Initial Meeting (by phone or in person) – NO CHARGE. $290 per hour (prepaid, split between parties unless otherwise agreed) plus any agreed upon expenses e.g. room rentals. Minimum 3 hours (Including 1-hour review and preparation time). Additional hours billed as above, upon agreement of the parties)
Is Mediation Mandatory?
Many jurisdictions across North America have made it a mandatory step to use Mediation in an attempt to resolve disputes/conflicts before the Court will hear a matter.
This applies to Business, Family, Workplace, and any other areas where disputes/conflicts, of any kind, can arise.
Mandatory Mediation is now being put into contract language in many relationships in an effort to quickly, and cost effectively, resolve issues.
It is not mandatory everywhere.
What is Mediation?
Mediation is defined as “a voluntary process where a neutral third party facilitates discussion between two or more participants, in an effort to assist the participants in reaching a mutually acceptable outcome”
Mediators do not decide outcomes – full ownership of the decision-making process belongs to the participants.
Simply put, Mediation Works because as the chosen process, it shows that the participants are already motivated to reach an agreement in the quickest, most cost-effective way possible.
I know this is not always the case in Mandatory Mediations, but a competent Mediator can help get the parties together.
Mediators are not Judges – we do not decide the outcome – you do.
Why Mediation?
Disputes / Conflicts that cannot be resolved by the participants themselves usually end up in an adversarial process, where the end result will produce a “winner” and a “loser”.
For most of the past century, that process was litigation, and that third party was a Judge.
The Judge would hear each participant, and hand down a decision in favour of one or the other – there was no further discussion, and none of the participants had any input into the final decision.
The “loser” was always unhappy with the outcome.
As processes such as litigation became more expensive and time consuming, it was clear that there was a need for different, and more user friendly, approaches.

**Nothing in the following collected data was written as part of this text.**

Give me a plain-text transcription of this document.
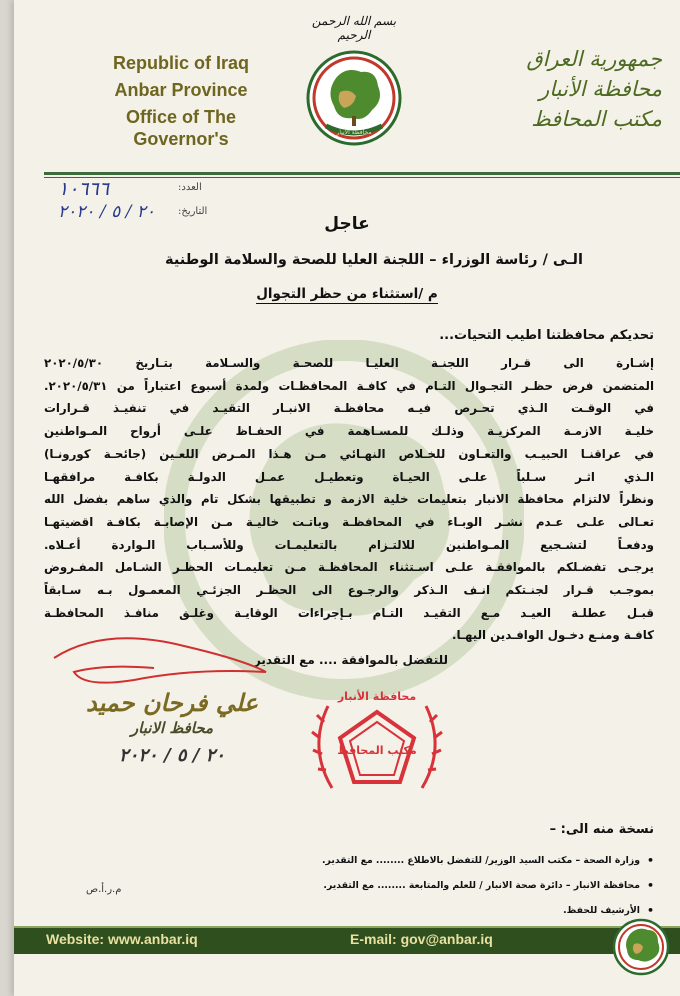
بسم الله الرحمن الرحيم
Republic of Iraq
Anbar Province
Office of The Governor's	محافظة الأنبار
جمهورية العراق
محافظة الأنبار
مكتب المحافظ
١٠٦٦٦	العدد:
٢٠ / ٥ / ٢٠٢٠ التاريخ:
عاجل
الـى / رئاسة الوزراء – اللجنة العليا للصحة والسلامة الوطنية
م /استثناء من حظر التجوال
تحديكم محافظتنا اطيب التحيات...
إشـارة الى قـرار اللجنـة العليـا للصحـة والسـلامة بتـاريخ ٢٠٢٠/٥/٣٠
المتضمن فرض حظـر التجـوال التـام في كافـة المحافظـات ولمدة أسبوع اعتباراً من ٢٠٢٠/٥/٣١.
في الوقـت الـذي تحـرص فيـه محافظـة الانبـار التقيـد في تنفيـذ قـرارات
خليـة الازمـة المركزيـة وذلـك للمسـاهمة في الحفـاظ علـى أرواح المـواطنين
في عراقنـا الحبيـب والتعـاون للخـلاص النهـائي مـن هـذا المـرض اللعـين (جائحـة كورونـا)
الـذي اثـر سـلباً علـى الحيـاة وتعطيـل عمـل الدولـة بكافـة مرافقهـا
ونظراً لالتزام محافظة الانبار بتعليمات خلية الازمة و تطبيقها بشكل تام والذي ساهم بفضل الله
تعـالى علـى عـدم نشـر الوبـاء في المحافظـة وباتـت خاليـة مـن الإصابـة بكافـة اقضيتهـا
ودفعـاً لتشـجيع المـواطنين للالتـزام بالتعليمـات وللأسـباب الـواردة أعـلاه.
يرجـى تفضـلكم بالموافقـة علـى اسـتثناء المحافظـة مـن تعليمـات الحظـر الشـامل المفـروض
بموجـب قـرار لجنـتكم انـف الـذكر والرجـوع الى الحظـر الجزئـي المعمـول بـه سـابقاً
قبـل عطلـة العيـد مـع التقيـد التـام بـإجراءات الوقايـة وغلـق منافـذ المحافظـة
كافـة ومنـع دخـول الوافـدين اليهـا.
للتفضل بالموافقة .... مع التقدير
علي فرحان حميد
محافظ الانبار
٢٠ / ٥ / ٢٠٢٠
محافظة الأنبار
مكتب المحافظ
نسخة منه الى: –
• وزارة الصحة – مكتب السيد الوزير/ للتفضل بالاطلاع ........ مع التقدير.
• محافظة الانبار – دائرة صحة الانبار / للعلم والمتابعة ........ مع التقدير.
• الأرشيف للحفظ.
م.ر.أ.ص
Website: www.anbar.iq	E-mail: gov@anbar.iq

These approaches have become known as Alternative Dispute Resolution processes, and the most popular, and user friendly, is Mediation.
Mediation, unlike litigation or arbitration, has no “loser” – either an agreement is reached by all involved, or the Mediation is called off, and no participant is any worse off than they were before.
Choosing Mediation means that the participants are 100% responsible for reaching an agreement.
If the Mediator can help do that, they have done their job – if not, you simply continue on with the previous process, be it litigation or other.
What Does a Mediator Do?
Mediators come from all walks of life.
Whether they have a background as a business person, a lawyer or a professional in other fields, they all have one thing in common – an interest in helping conflicting parties resolve their differences.
The majority of Mediators go through extensive & continuous training – a true Mediator is not limited to one area of practice, although many Mediators specialize in one area.
It is important to understand that a Mediator DOES NOT provide legal advice, even if they are a lawyer by trade.
However, a good Mediator does draw from their own knowledge in an effort to be of assistance to you in coming to an agreement.
Remember, a Mediator is trained to add value to the negotiating process, and is NOT your legal, financial, or business representative.
A Mediator has only one function – to assist parties in reaching a mutually acceptable agreement.
Once an agreement has been reached, or it is determined that it cannot be reached and other actions are to be considered, the involvement of the Mediator is complete.